Most doctors throughout the world I think are very badly trained when it comes to ME/CFS diagnosis, and probably have never heard of the exacting Canadian consensus criteria. I would think in the mind of many doctors, ME/CFS is just a vague waste-bin diagnosis that they conveniently use when nothing else fits.
So these doctors may well have placed you in their illness waste-bin, but they shouldn't be doing that really. It gets them off the hook by calling it ME/CFS, and it gets you out of their office; but really they should be investigating your case further, and getting to the bottom of it.
If I remember rightly, a few years ago I think it was the NIH that set up a department for dealing with mystery illnesses that no other doctors or specialists could fathom. I can't remember the name of it, but that's ideally how patients should be treated when their symptoms match no known disease: they should be investigated by some very high level researchers.
We have an illness yet to be formally named and it usually involves having multiple autoantibodies. The volume of PM's that I was receiving from people similar to me was insane and every last one had been given a "CFS" diagnosis by at least one doctor (and usually multiple doctors).

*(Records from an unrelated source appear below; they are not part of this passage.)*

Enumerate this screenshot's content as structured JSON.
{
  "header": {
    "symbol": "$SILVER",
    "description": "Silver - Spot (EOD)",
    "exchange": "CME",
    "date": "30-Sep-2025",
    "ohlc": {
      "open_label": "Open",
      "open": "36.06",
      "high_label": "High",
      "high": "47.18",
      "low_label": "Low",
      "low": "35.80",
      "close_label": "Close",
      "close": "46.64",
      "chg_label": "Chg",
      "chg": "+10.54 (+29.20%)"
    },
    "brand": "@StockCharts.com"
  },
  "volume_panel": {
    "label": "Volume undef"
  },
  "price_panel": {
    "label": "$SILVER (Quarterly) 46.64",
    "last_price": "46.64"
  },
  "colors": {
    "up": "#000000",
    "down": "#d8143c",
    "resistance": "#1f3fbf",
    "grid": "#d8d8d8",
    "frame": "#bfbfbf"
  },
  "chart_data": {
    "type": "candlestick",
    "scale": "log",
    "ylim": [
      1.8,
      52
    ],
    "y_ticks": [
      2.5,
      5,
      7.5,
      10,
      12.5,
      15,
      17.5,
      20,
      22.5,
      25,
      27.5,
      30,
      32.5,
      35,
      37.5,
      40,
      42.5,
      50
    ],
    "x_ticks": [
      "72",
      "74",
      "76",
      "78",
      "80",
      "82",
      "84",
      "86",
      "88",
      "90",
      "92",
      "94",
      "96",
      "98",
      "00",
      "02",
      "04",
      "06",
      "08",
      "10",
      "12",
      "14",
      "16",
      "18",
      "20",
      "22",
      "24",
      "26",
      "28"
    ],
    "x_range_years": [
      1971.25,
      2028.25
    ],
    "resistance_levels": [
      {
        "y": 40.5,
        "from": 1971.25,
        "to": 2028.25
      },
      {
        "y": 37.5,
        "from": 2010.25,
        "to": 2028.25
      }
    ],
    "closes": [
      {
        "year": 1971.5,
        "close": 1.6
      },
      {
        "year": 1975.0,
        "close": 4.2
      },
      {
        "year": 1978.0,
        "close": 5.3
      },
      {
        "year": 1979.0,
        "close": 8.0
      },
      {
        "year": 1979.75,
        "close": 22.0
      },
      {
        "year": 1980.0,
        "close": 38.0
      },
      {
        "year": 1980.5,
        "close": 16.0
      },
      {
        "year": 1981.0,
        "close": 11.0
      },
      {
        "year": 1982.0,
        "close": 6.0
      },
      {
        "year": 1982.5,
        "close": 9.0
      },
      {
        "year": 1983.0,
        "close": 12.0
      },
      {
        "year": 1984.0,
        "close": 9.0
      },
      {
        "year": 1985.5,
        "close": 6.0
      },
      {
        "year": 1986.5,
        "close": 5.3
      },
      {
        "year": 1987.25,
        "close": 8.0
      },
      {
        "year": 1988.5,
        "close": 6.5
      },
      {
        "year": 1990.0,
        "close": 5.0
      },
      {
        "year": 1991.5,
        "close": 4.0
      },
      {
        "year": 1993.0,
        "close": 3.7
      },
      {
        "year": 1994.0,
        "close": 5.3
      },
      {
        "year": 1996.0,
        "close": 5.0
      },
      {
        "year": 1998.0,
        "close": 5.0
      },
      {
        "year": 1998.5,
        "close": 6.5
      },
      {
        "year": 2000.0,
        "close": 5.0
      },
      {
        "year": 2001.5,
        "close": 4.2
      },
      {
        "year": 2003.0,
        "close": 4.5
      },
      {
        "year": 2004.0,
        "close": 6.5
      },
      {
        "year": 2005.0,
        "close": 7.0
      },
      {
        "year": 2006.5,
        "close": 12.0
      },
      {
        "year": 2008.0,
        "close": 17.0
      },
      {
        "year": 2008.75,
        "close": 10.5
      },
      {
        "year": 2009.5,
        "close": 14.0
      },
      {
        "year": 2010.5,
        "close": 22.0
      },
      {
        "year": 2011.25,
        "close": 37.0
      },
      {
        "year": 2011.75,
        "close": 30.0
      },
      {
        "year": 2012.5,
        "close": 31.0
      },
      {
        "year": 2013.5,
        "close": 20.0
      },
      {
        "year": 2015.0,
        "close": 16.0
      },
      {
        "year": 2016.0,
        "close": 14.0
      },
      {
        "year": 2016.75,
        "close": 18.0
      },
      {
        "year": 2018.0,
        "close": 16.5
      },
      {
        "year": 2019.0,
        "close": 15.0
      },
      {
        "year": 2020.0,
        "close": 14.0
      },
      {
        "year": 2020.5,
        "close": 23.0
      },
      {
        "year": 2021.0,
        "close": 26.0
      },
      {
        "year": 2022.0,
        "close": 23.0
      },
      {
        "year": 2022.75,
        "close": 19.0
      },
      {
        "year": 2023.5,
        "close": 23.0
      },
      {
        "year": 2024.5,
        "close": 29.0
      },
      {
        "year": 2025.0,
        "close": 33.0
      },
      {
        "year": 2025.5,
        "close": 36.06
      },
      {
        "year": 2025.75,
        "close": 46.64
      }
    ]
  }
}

Did those other people you were in contact with have a symptomatically identical condition to you, or did they each have their own idiosyncratic symptoms which just happened to be labelled as ME/CFS?
I am just wondering if you might have a new unknown syndrome that others also have.
I do not deny or sugar coat that there can be major risks like anaphylaxis or very rarely PML.
Those are the standard rituximab risks for all patients, but in the case of ME/CFS, we know that there is also an additional risk of severely worsening ME/CFS, as in the cases of Whitney Dafoe and Olaf Bodden, and possibly others that we are not aware of.
So it's these considerations of how much risk is involved, weighed up against the chances of improvement (which are poor in the case of ME/CFS).
But if I were to name the top 100 things that have injured or harmed me in my pursuit to get better, Ritux would not even make the list (for me).
That's great that you fared so well, though one cannot judge the safety of a drug via the effects of only one patient, and you may be the only patient with your mystery condition that's ever been treated with rituximab.